La nouvelle scène politique : Un message de l’Exécutif provincial

Pendant les mois précédant l’élection provinciale du 7 juin, OSSTF/FEESO a élaboré et publié un programme électoral complet en matière d’éducation axé sur les principaux enjeux auxquels est confrontée l’éducation financée à même les deniers publics en Ontario. Nous avons fortement encouragé les membres à se servir de ce programme comme base pour évaluer les positions des grands partis politiques.

Au fur et à mesure que l’élection s’approchait, nous avons vite constaté que les promesses de campagne des progressistes-conservateurs n’offraient rien, laissant entendre qu’aucun de ces enjeux étaient même évoqués. Cette situation en soi a été une source de préoccupation, mais l’engagement réitéré de Doug Ford à sabrer des milliards de dollars du budget provincial, objectif qui ne peut de toute évidence être atteint sans conséquences graves pour l’éducation et pratiquement toute la fonction publique, nous a amenés à conclure que l’élection d’un gouvernement PC ne servirait pas au mieux les intérêts des membres d’OSSTF/FEESO et le travail qu’ils font au nom des élèves.

Par conséquent, OSSTF/FEESO a établi une stratégie électorale qui encourageait les membres à travailler à l’encontre de la perspective d’une majorité PC en appuyant et votant pour les candidates et candidats soutenus par OSSTF/FEESO dans les circonscriptions des quatre coins de la province.
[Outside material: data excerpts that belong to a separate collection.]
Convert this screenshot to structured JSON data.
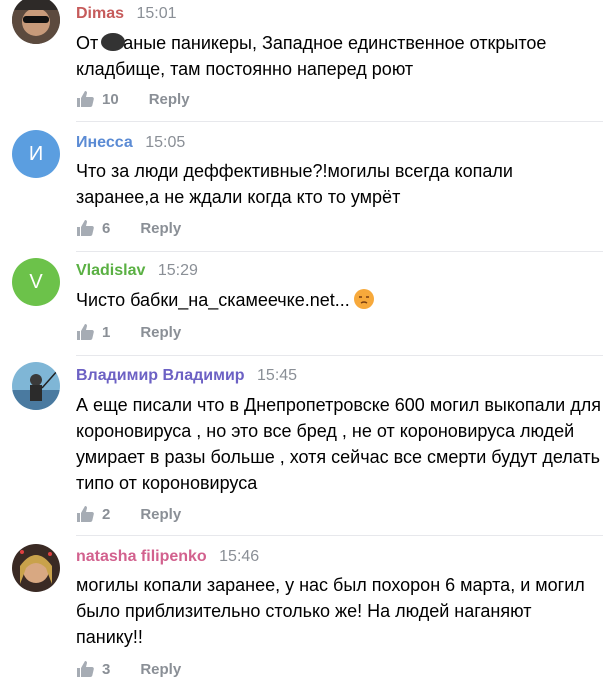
{
  "comments": [
    {
      "author": "Dimas",
      "author_color": "#c65b5b",
      "time": "15:01",
      "text_before": "От ",
      "text_after": "аные паникеры, Западное единственное открытое кладбище, там постоянно наперед роют",
      "likes": "10",
      "reply": "Reply",
      "avatar_type": "photo"
    },
    {
      "author": "Инесса",
      "author_color": "#5b8bd4",
      "time": "15:05",
      "text": "Что за люди деффективные?!могилы всегда копали заранее,а не ждали когда кто то умрёт",
      "likes": "6",
      "reply": "Reply",
      "avatar_letter": "И",
      "avatar_color": "#5b9ee0"
    },
    {
      "author": "Vladislav",
      "author_color": "#5ab043",
      "time": "15:29",
      "text": "Чисто бабки_на_скамеечке.net...",
      "emoji": "unamused-face-emoji",
      "likes": "1",
      "reply": "Reply",
      "avatar_letter": "V",
      "avatar_color": "#6cc24a"
    },
    {
      "author": "Владимир Владимир",
      "author_color": "#6c61c4",
      "time": "15:45",
      "text": "А еще писали что в Днепропетровске 600 могил выкопали для короновируса , но это все бред , не от короновируса людей умирает в разы больше , хотя сейчас все смерти будут делать типо от короновируса",
      "likes": "2",
      "reply": "Reply",
      "avatar_type": "photo"
    },
    {
      "author": "natasha filipenko",
      "author_color": "#d2618e",
      "time": "15:46",
      "text": "могилы копали заранее, у нас был похорон 6 марта, и могил было приблизительно столько же! На людей наганяют панику!!",
      "likes": "3",
      "reply": "Reply",
      "avatar_type": "photo"
    }
  ]
}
Il est à noter que, des 40 sièges remportés par le Nouveau parti démocratique, 38 étaient des candidats soutenus par OSSTF/FEESO.

Néanmoins, le 7 juin, les Ontariennes et Ontariens ont élu un gouvernement progressiste-conservateur majoritaire; le 29 juin, un nouveau conseil des ministres sera assermenté et Doug Ford deviendra le premier ministre de l’Ontario.
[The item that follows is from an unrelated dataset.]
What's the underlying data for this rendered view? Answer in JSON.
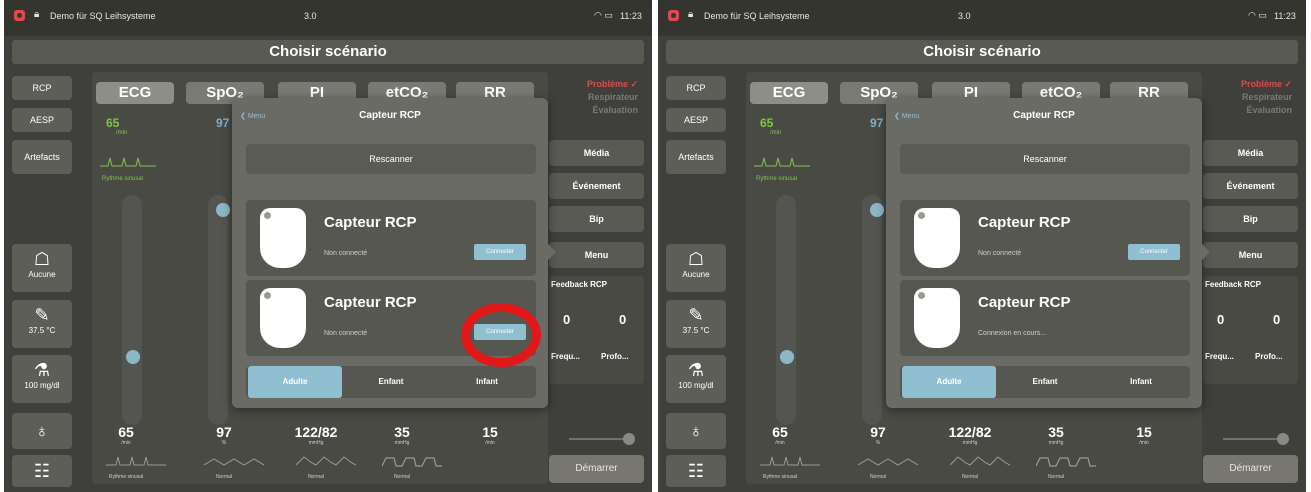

Même si le résultat n’est pas celui que nous souhaitions, nous n’adopterons pas d’emblée une attitude hostile envers le nouveau gouvernement. Nous serons plutôt fermes et francs dans la quête des intérêts de l’éducation financée à même les deniers publics et de nos membres. Nous les solliciterons et ferons un effort sincère pour établir un dialogue véritable par lequel nous aspirons défendre les enjeux qui sont importants pour nos membres. Nous tenterons de faire comprendre au gouvernement que les élèves de l’Ontario sont toujours mieux servis lorsque le gouvernement respecte et appuie le travail essentiel réalisé par nos membres et tous les éducateurs, au nom des élèves de la maternelle jusqu’à l’université.

Outre une approche véritablement rétrograde à l’éducation physique et santé et certaines banalités concernant d’autres aspects du programme d’études et les téléphones cellulaires en classe, au moment de rédiger ces lignes, Doug Ford n’a presque rien dit à propos de ses plans en matière d’éducation une fois que son parti aura pris les rênes du gouvernement. Si, grâce à un dialogue franc et pondéré, nous pouvons contribuer à écarter son gouvernement des mesures qui nuisent aux conditions de travail de nos membres et aux conditions d’apprentissage de nos élèves, nous suivrons donc cette ligne de conduite tant qu’elle demeure productive.

Cela dit, nous sommes bien conscients qu’il n’est tout simplement pas possible de concilier tout appui continu véritable au travail de nos membres avec les restrictions budgétaires promises par le PC pendant la campagne. Nous devons être fin prêts pour la très réelle possibilité que ce gouvernement change de cap, ce qui affaiblirait réellement le travail de nos membres et minerait l’éducation financée à même les deniers publics en Ontario.

Si c’est le cas, OSSTF/FEESO s’opposera avec acharnement à ces mesures en ayant recours à tous les moyens appropriés. Comme toujours, nous devons être prêts à rajuster nos stratégies en conséquence, mais notre objectif sera toujours de faire avancer les intérêts de nos membres et de protéger et d’améliorer l’éducation financée à même les deniers publics, comme il l’a toujours été.